Desafortunadamente, el avance y crecimiento exponencial de la telefonía móvil no ha traído consigo beneficios para el público consumidor.

Cifras de la Cofetel indican que hasta el segundo trimestre de 2013, los usuarios de telefonía móvil eran 102.6 millones de los cuales el 15.9% son suscriptores de algún plan o paquete tarifario de renta mensual en sus diferentes modalidades; es decir 16.3 millones de usuarios pagan mensualmente por un servicio de telefonía móvil a diferentes concesionarios o permisionarios.

Ahora bien, si consideramos que la mitad de los usuarios cuentan con un plan o paquete tarifario de renta mensual fija o mixta, en donde determinada cantidad de dinero representa un consumo en minutos de tiempo aire, 8 millones 150 mil usuarios se encontrarían dentro de ese rango de servicio.

De tal manera, considerando que en algún momento del servicio, algunos de esos 8 millones 150 mil usuarios no consuman el tiempo aire contratado y tomando como base mínima que a cada uno les hubiese sobrado, a la fecha de corte, una cantidad de datos equivalente a 50 pesos, mismos que no fueron reembolsados o acumulados, esto significaría la adjudicación de 407 millones de pesos directamente a las compañías que ofrecen el servicio de telefonía, siendo un abuso en detrimento económico para los consumidores.

Actualmente, vemos con preocupación que desde mayo de 2011 hasta abril de 2013 se presentaron 37,858 quejas ante Cofetel  y la Procuraduría Federal del Consumidor (Profeco) con motivo de los servicios de telefonía móvil, de las cuales el 85% son por fallas en la red y por cobros indebidos por las empresas.

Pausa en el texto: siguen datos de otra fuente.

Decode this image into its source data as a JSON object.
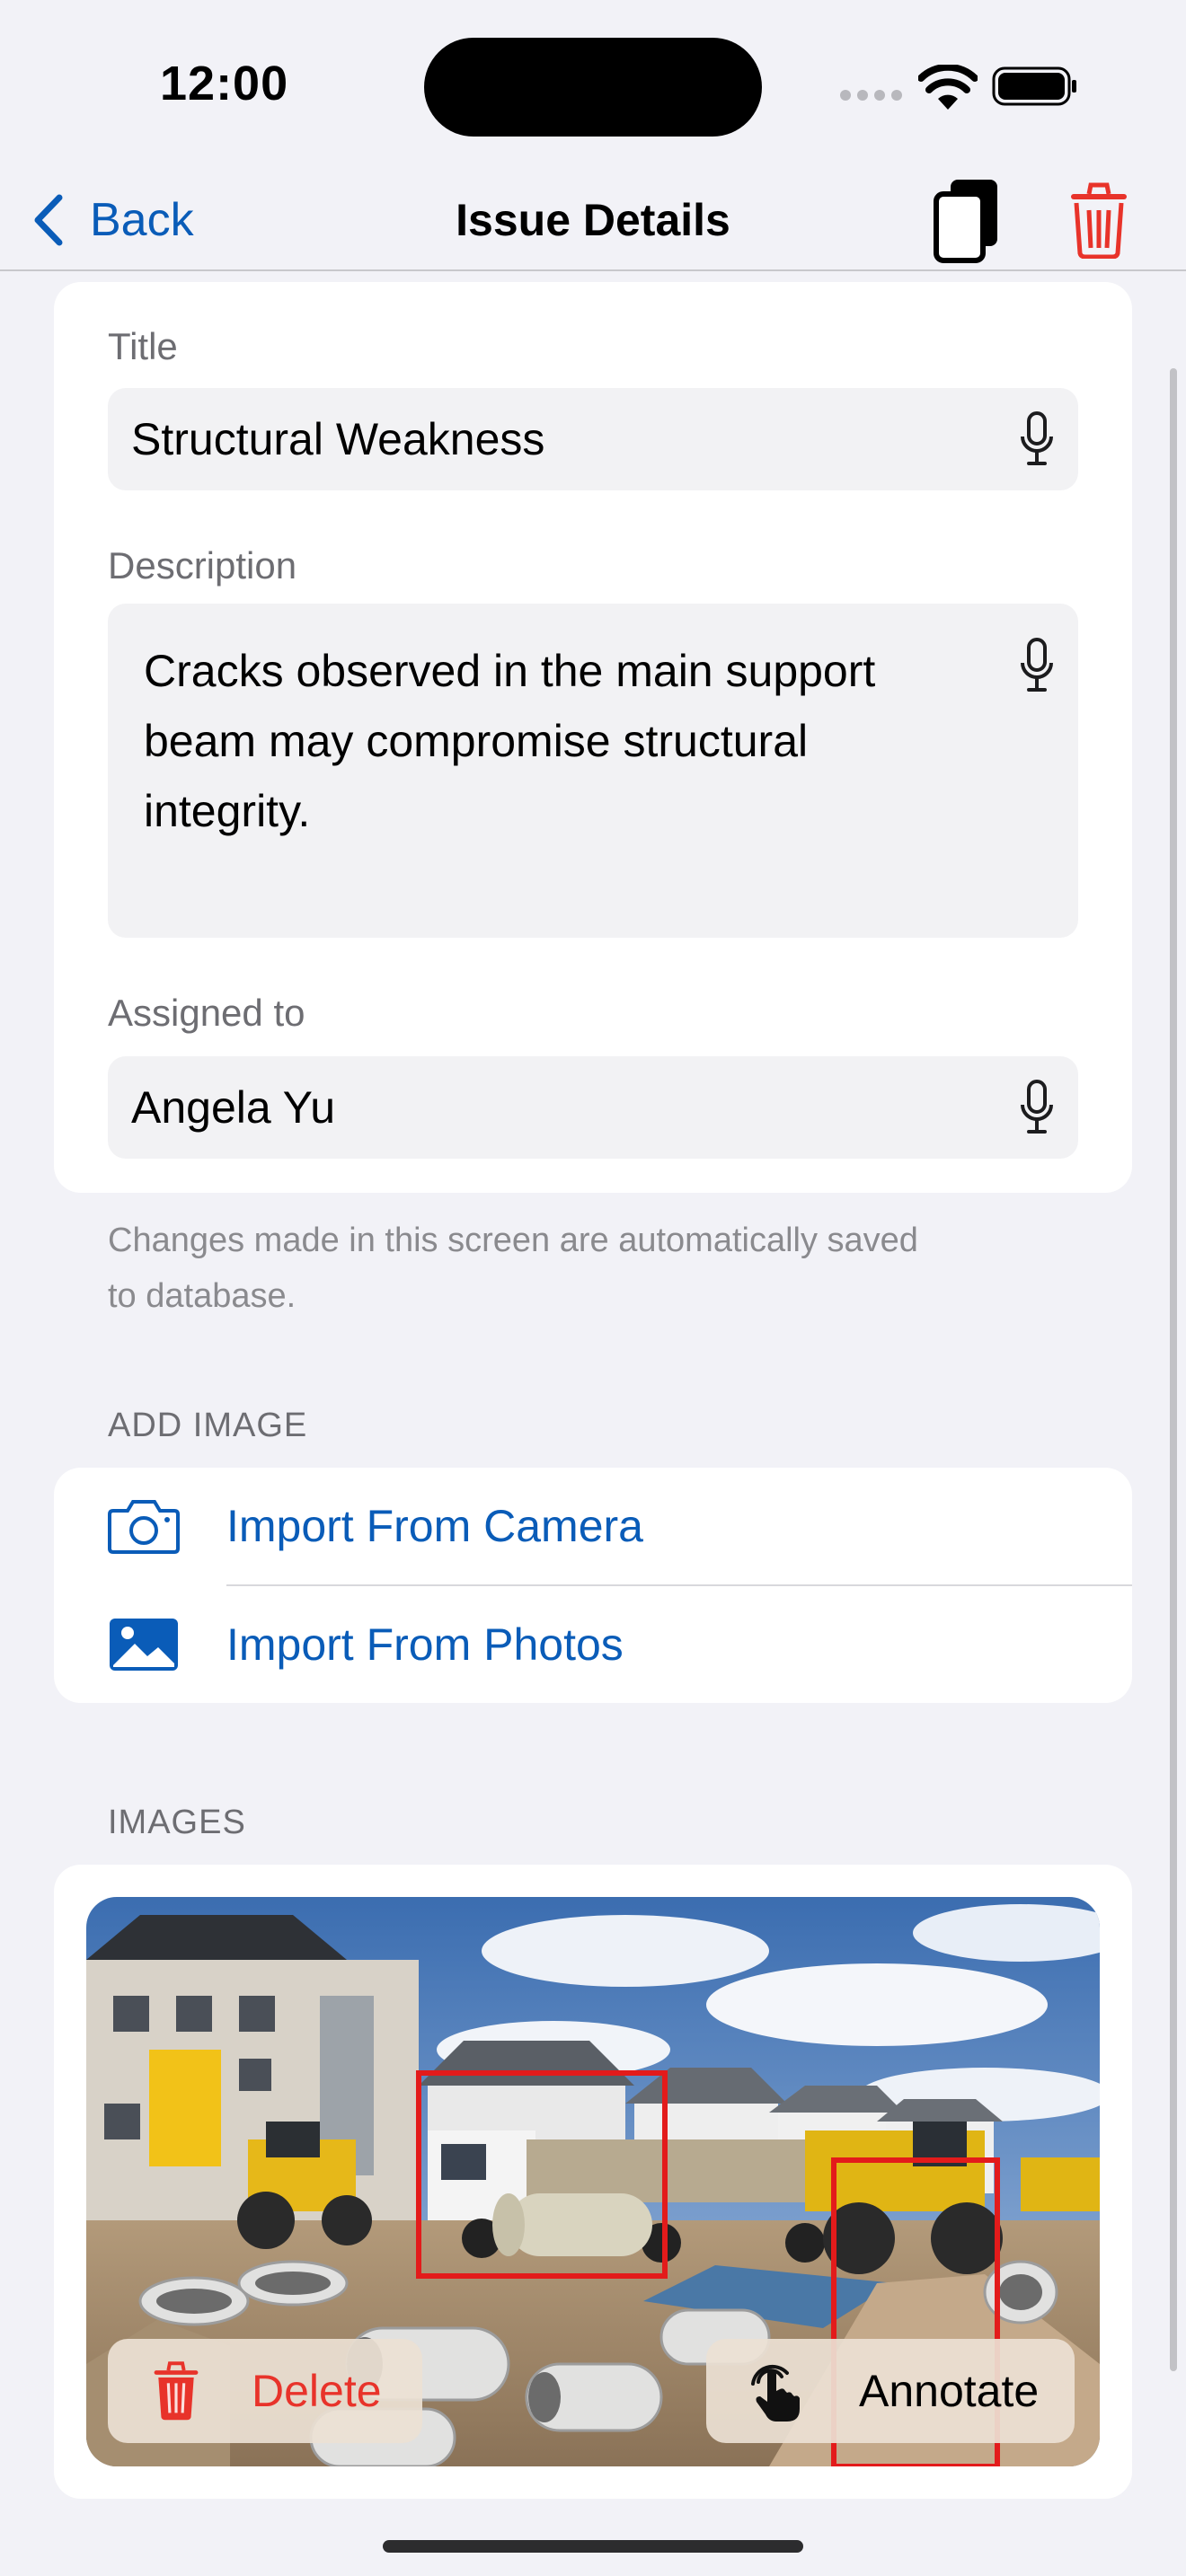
{
  "status_bar": {
    "time": "12:00"
  },
  "nav": {
    "back_label": "Back",
    "title": "Issue Details",
    "icons": [
      "chevron-left-icon",
      "copy-icon",
      "trash-icon"
    ]
  },
  "form": {
    "title_label": "Title",
    "title_value": "Structural Weakness",
    "description_label": "Description",
    "description_line1": "Cracks observed in the main support",
    "description_line2": "beam may compromise structural",
    "description_line3": "integrity.",
    "assigned_label": "Assigned to",
    "assigned_value": "Angela Yu",
    "footnote_line1": "Changes made in this screen are automatically saved",
    "footnote_line2": "to database."
  },
  "add_image": {
    "header": "ADD IMAGE",
    "camera_label": "Import From Camera",
    "photos_label": "Import From Photos"
  },
  "images": {
    "header": "IMAGES",
    "delete_label": "Delete",
    "annotate_label": "Annotate"
  },
  "colors": {
    "accent": "#0a5cb8",
    "destructive": "#e8332a",
    "background": "#f2f2f7",
    "annotation": "#e31b1b"
  }
}
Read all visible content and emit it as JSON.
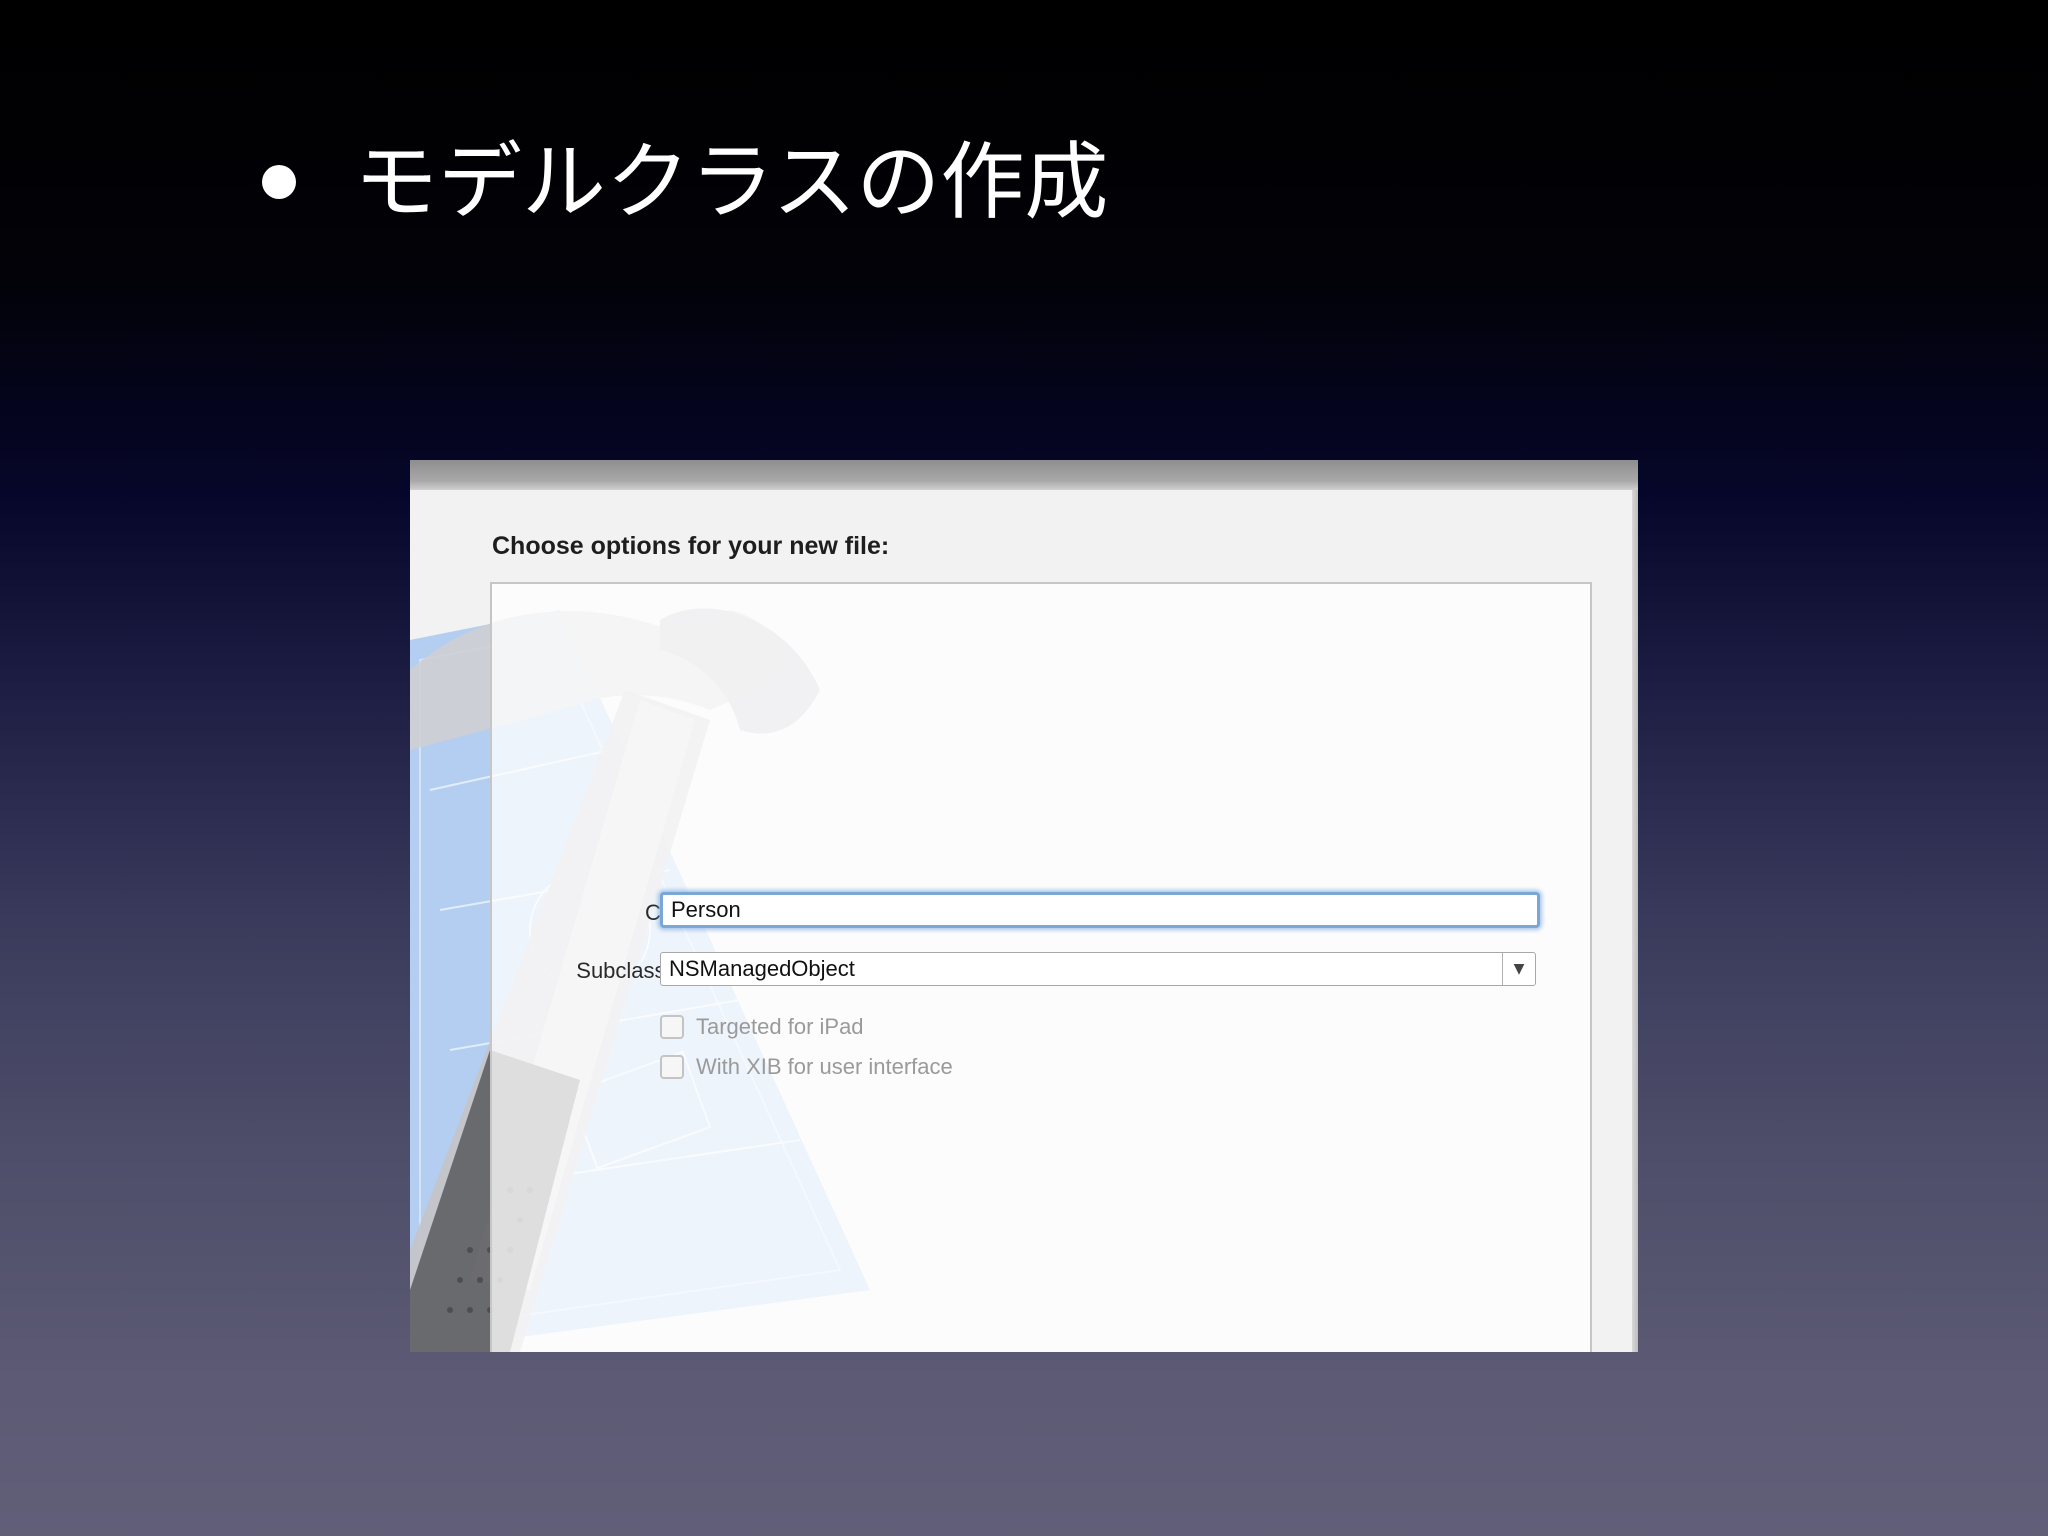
{
  "slide": {
    "bullet_title": "モデルクラスの作成"
  },
  "dialog": {
    "heading": "Choose options for your new file:",
    "class_label": "Class",
    "class_value": "Person",
    "subclass_label": "Subclass of",
    "subclass_value": "NSManagedObject",
    "dropdown_arrow": "▼",
    "checkboxes": [
      {
        "label": "Targeted for iPad",
        "checked": false,
        "enabled": false
      },
      {
        "label": "With XIB for user interface",
        "checked": false,
        "enabled": false
      }
    ]
  },
  "colors": {
    "focus_ring": "#7aa7d6",
    "blueprint": "#a8c8f0",
    "disabled_text": "#9a9a9a"
  },
  "icons": {
    "background_art": "xcode-hammer-blueprint-icon",
    "dropdown": "chevron-down-icon"
  }
}
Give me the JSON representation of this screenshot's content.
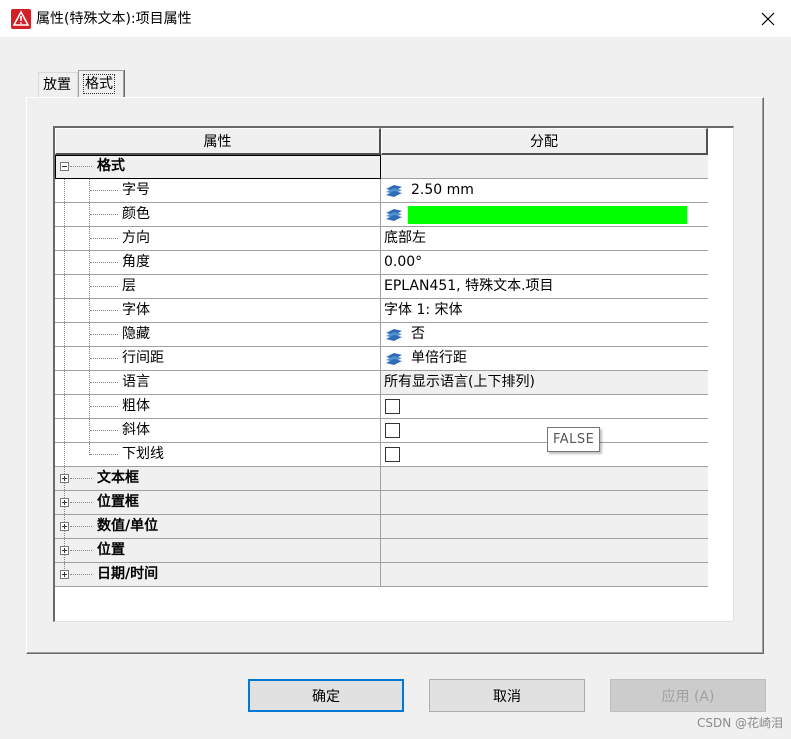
{
  "window": {
    "title": "属性(特殊文本):项目属性",
    "close_glyph": "✕"
  },
  "tabs": [
    {
      "label": "放置",
      "active": false
    },
    {
      "label": "格式",
      "active": true
    }
  ],
  "grid": {
    "headers": [
      "属性",
      "分配"
    ],
    "groups": [
      {
        "label": "格式",
        "expanded": true,
        "rows": [
          {
            "name": "字号",
            "value": "2.50 mm",
            "icon": "layer-stack-icon"
          },
          {
            "name": "颜色",
            "value": "",
            "swatch": "#00ff00",
            "icon": "layer-stack-icon"
          },
          {
            "name": "方向",
            "value": "底部左"
          },
          {
            "name": "角度",
            "value": "0.00°"
          },
          {
            "name": "层",
            "value": "EPLAN451, 特殊文本.项目"
          },
          {
            "name": "字体",
            "value": "字体 1: 宋体"
          },
          {
            "name": "隐藏",
            "value": "否",
            "icon": "layer-stack-icon"
          },
          {
            "name": "行间距",
            "value": "单倍行距",
            "icon": "layer-stack-icon"
          },
          {
            "name": "语言",
            "value": "所有显示语言(上下排列)"
          },
          {
            "name": "粗体",
            "checkbox": false
          },
          {
            "name": "斜体",
            "checkbox": false
          },
          {
            "name": "下划线",
            "checkbox": false
          }
        ]
      },
      {
        "label": "文本框",
        "expanded": false
      },
      {
        "label": "位置框",
        "expanded": false
      },
      {
        "label": "数值/单位",
        "expanded": false
      },
      {
        "label": "位置",
        "expanded": false
      },
      {
        "label": "日期/时间",
        "expanded": false
      }
    ]
  },
  "tooltip": "FALSE",
  "buttons": {
    "ok": "确定",
    "cancel": "取消",
    "apply": "应用 (A)"
  },
  "watermark": "CSDN @花崎泪",
  "colors": {
    "accent": "#0078d7",
    "app_icon": "#d32027",
    "color_swatch": "#00ff00"
  }
}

En consecuencia, la presente propuesta está inspirada en un ánimo de garantizar al público consumidor un cobro real por lo que haya consumido:

  1. Dotar al consumidor de la garantía de que le sea acumulable en tiempo aire y datos lo que ha pagado en servicio para su uso efectivo  posterior, sin que se genere menoscabo ni detrimento económico alguno; asimismo, también se estaría garantizando el pago efectivo a los concesionarios y permisionarios de telecomunicaciones;
  2. Imposibilitar a los concesionarios o permisionarios del servicio de telecomunicación la adjudicación de dinero, que finalmente se traduce en minutos de tiempo aire, derivado del corte mensual correspondiente al plan o paquete tarifario del que se trate.

La presente iniciativa propone adicionar un tercer párrafo al artículo 60 de la Ley Federal de Telecomunicaciones, a efecto de establecer lineamientos que blinden y protejan al público consumidor de los abusos que se han venido concretando de parte de los concesionarios y permisionarios del servicio de telecomunicaciones, a fin de garantizar en principio un respeto por la economía del público consumidor, haciendo valer que lo que se ha pagado en servicio y no fue consumido en su totalidad, para que le sea resguardado o acumulado para el siguiente periodo mensual.